How to claim back your relationship:
Instead of stressing out about the lack of intimacy in your marriage, I suggest you try the three action steps, as outlined below. The secret is that you have to do it consistently even when you do not necessarily feel like it. You will feel love by doing loving acts. Over time, you will find closeness again.
1. Rediscover yourself: True character is shown when no one else is watching you. When you met the public persona of your spouse you fell in love with that public face. Understandably, you are dispirited when, over time, your partner revealed his/her true character. This inevitable process means that the persona is no longer guided by the adopted “public behavior,” but by the real self.
But now, not only are you meeting each other’s ‘real self’ for the first time; you’re also meeting YOURSELF for the very first time.
The circumstances we experience are like a mirror reflecting what’s going on inside us. When people say that they do not “love their partners anymore”, they actually admit that they do not love themselves. They do not love the very person they themselves are, when in presence of their partner. It’s painful to acknowledge our ‘dark’ side and many people would rather start anew to avoid facing that less pleasing part of our own selves.
Marriages fail because we fail ourselves.

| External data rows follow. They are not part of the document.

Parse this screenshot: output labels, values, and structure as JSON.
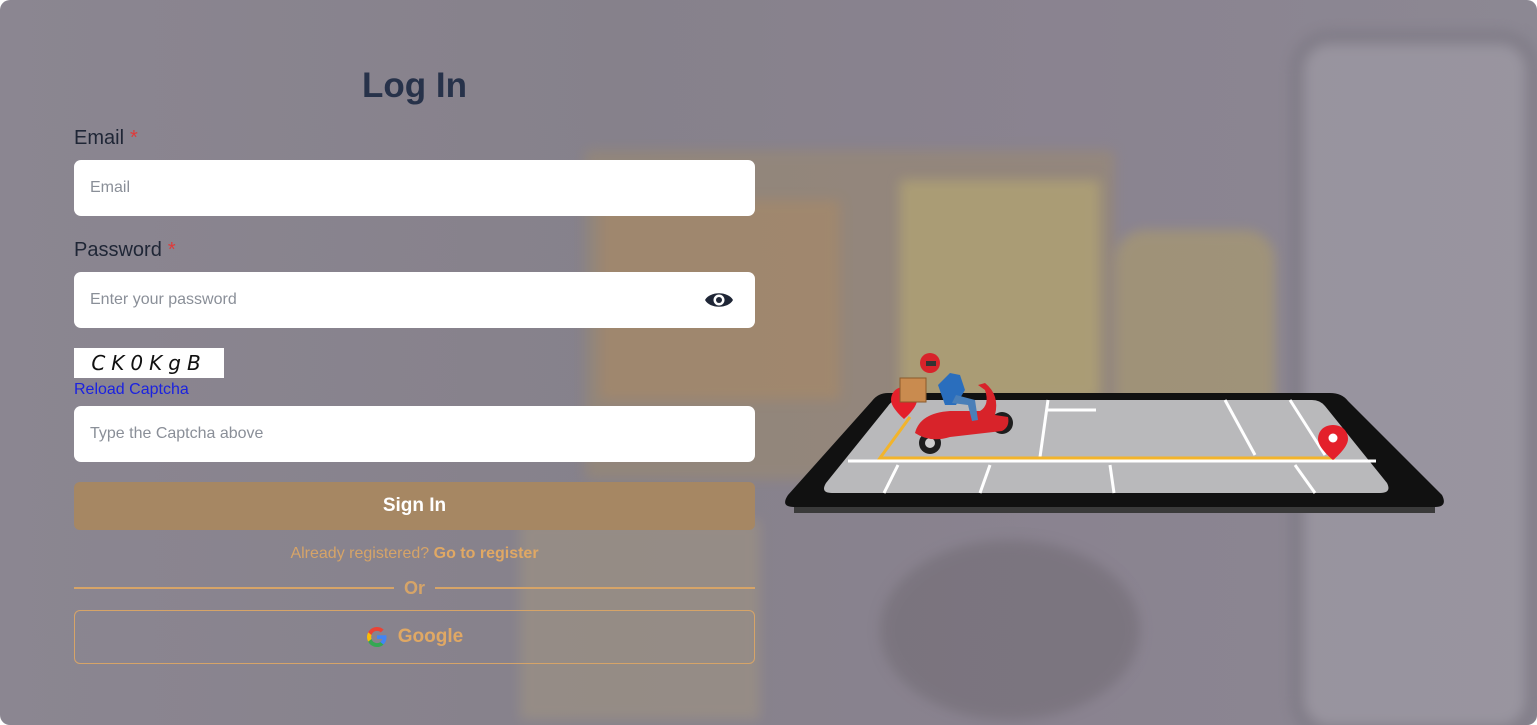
{
  "login": {
    "title": "Log In",
    "email_label": "Email",
    "email_placeholder": "Email",
    "password_label": "Password",
    "password_placeholder": "Enter your password",
    "required_mark": "*",
    "captcha_text": "CK0KgB",
    "reload_captcha": "Reload Captcha",
    "captcha_placeholder": "Type the Captcha above",
    "signin_label": "Sign In",
    "already_registered": "Already registered?",
    "go_to_register": "Go to register",
    "or_label": "Or",
    "google_label": "Google"
  },
  "icons": {
    "password_toggle": "eye-icon",
    "google": "google-icon",
    "illustration": "scooter-delivery-phone-illustration"
  },
  "colors": {
    "accent": "#d6a468",
    "signin_button": "#a68763",
    "title": "#27324a",
    "required": "#e03a3a",
    "link": "#1b22e0"
  }
}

How can you expect another person to love you unconditionally when you do not love and accept yourself first – with all your murky sides, your flaws and shortcomings!
Find out who you truly are, learn to love yourself and soon enough your partner will benefit from this new-found awareness too.
2. It’s time to talk: Unless you both take time out to talk and connect regularly, you might lose track of what your partner is actually feeling, thinking, aspiring to do, or worse: already doing.
Get involved with your spouse; ask questions, show genuine interest in their hobbies, find out things about their job, share your joys and worries with one another without being opinionated.
Set timeouts to talk about non-logistical stuff- things other than groceries, bills, and kids. These timeouts are meant to constitute quality time spent together; time that allows you to recall WHY you fell in love with the other person in the first place.
3. Tactile awareness: Rediscover your senses with the power of touch. Try to touch your partner when you speak with him/her frequently, connect through your eyes and really pay attention to what he/she says at the time.
Too often we fail to really listen to each other because we are strung out from hours spent at a stressful job, dealing with daily problems and not having enough time to connect with ourselves, much less with the other person.
By making a true effort to get back to basics and using tactile awareness to connect, your marriage will enjoy a renewed sense of sensuality, without pressure.